278
Volume 5, Issue 10: Special Issue
(EJAR)
ISSN: 2181-2020
MPHAPP
THE 6TH INTERNATIONAL SCIENTIFIC AND PRACTICAL
CONFERENCE
“
MODERN PHARMACEUTICS: ACTUAL
PROBLEMS AND PROSPECTS
”
TASHKENT, OCTOBER 17, 2025
in-academy.uz
SYNTHESIS OF IMATINIB ESSINATE AND ITS INCLUSION COMPLEXES
INHIBITING CANCER CELL PROLIFERATION
Tuymurodova R.A.
Islomov B.R.
Saidov R.R.
Tashkent Pharmaceutical Institute, Tashkent city, Republic of Uzbekistan
e-mail: barakatulloislomov@gmail.com
https://doi.org/10.5281/zenodo.17334317
Relevance:
Cancer is one of the fastest-growing diseases and ranks second worldwide after
cardiovascular diseases in terms of mortality. The number of patients diagnosed with cancer is
increasing every year, and it is predicted that by 2040 about 29.4 million new cases will be registered.
Such alarming data highlight the urgent need to discover new anticancer drugs and develop effective
treatment methods. Over the past two decades, 237 new bioactive substances have been developed
and recommended for medical use worldwide for cancer therapy. More than 70 of them inhibit cancer
cell proliferation through tyrosine kinase receptor inhibition. One of these drugs is imatinib mesylate.

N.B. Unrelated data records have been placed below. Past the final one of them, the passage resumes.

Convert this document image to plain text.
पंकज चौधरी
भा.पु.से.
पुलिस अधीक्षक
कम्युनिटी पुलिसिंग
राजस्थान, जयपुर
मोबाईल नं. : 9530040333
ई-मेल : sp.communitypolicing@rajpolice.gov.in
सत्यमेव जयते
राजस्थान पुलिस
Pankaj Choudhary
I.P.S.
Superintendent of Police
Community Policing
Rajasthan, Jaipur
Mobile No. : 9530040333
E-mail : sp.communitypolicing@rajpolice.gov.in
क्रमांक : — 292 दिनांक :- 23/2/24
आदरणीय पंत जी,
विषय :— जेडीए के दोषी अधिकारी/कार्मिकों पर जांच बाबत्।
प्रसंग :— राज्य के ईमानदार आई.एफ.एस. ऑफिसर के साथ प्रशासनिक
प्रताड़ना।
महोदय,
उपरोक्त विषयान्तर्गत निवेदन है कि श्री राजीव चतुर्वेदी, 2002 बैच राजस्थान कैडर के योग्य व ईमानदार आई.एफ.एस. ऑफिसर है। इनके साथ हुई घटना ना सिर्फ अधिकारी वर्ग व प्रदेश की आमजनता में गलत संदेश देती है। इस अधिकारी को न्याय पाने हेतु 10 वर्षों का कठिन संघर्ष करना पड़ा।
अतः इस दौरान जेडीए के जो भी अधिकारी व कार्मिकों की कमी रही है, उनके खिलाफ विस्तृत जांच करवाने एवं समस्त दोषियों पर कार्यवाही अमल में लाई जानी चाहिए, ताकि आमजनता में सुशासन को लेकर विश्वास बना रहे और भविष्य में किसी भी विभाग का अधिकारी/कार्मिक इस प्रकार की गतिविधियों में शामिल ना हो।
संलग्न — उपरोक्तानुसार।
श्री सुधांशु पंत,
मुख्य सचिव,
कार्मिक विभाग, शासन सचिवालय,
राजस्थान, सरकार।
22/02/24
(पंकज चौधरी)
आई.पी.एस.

Although imatinib has been successful in cancer treatment, its use has certain limitations. More than
50% of patients treated with imatinib develop resistance, leading to therapy modification in 30–40%
of cases. In addition, more than 60% of patients experience edema as an adverse effect. Therefore,
the discovery of new anticancer agents with higher efficacy and fewer side effects remains an urgent
task.
Objective:
To synthesize imatinib essinate and its inclusion complex.
Methods:
An ethanolic solution of imatinib was gradually mixed with an ethanolic solution of
escin under constant stirring at a controlled temperature for 3 hours using a magnetic stirrer. The
reaction was carried out in a non-hermetic vessel at 40°C, during which the evaporation of ethanol
led to a decrease in the solution volume. The increasing viscosity of escin may also have contributed
to the reduced movement of the stir bar. The solution gradually became lighter in color upon visual
observation. The resulting mixture was then stored in the dark for 16 hours, yielding a transparent,
light green solution. This solution was filtered using filter paper.
For the synthesis of the escimatrin substance, 0.49 g of imatinib, 1.13 g of escin, and 1.14 g of
hydroxypropyl-β-cyclodextrin were each dissolved separately in 20 ml of ethanol and stirred until
complete dissolution. Afterwards, at a constant temperature of 40°C, the escin solution was slowly
added to the imatinib solution. Hydroxypropyl-β-cyclodextrin was then introduced, and the mixture
was stirred at 300–700 rpm for 4 hours using a magnetic stirrer. The resulting solution was filtered
through filter paper and evaporated.
Results:
The synthesis was carried out five times, and the average yields were calculated,
resulting in 89.3% for imatinib essinate and 91.8% for escimatrin. The obtained substances were
analyzed using Scanning Electron Microscopy (SEM), Powder X-ray Diffraction (XRD), IR and UV
spectroscopy, as well as Thermogravimetric/Differential Thermal Analysis (TG/DTA). Comparative
analyses with the starting materials confirmed that the synthesized compounds represent individual
substances.
Conclusion:
Visual observations along with SEM, UV, IR, TG/DTA, and XRD analyses
confirmed the successful synthesis of imatinib essinate and escimatrin. Future in vitro and in vivo
studies will help to further elucidate the pharmacological properties of these compounds.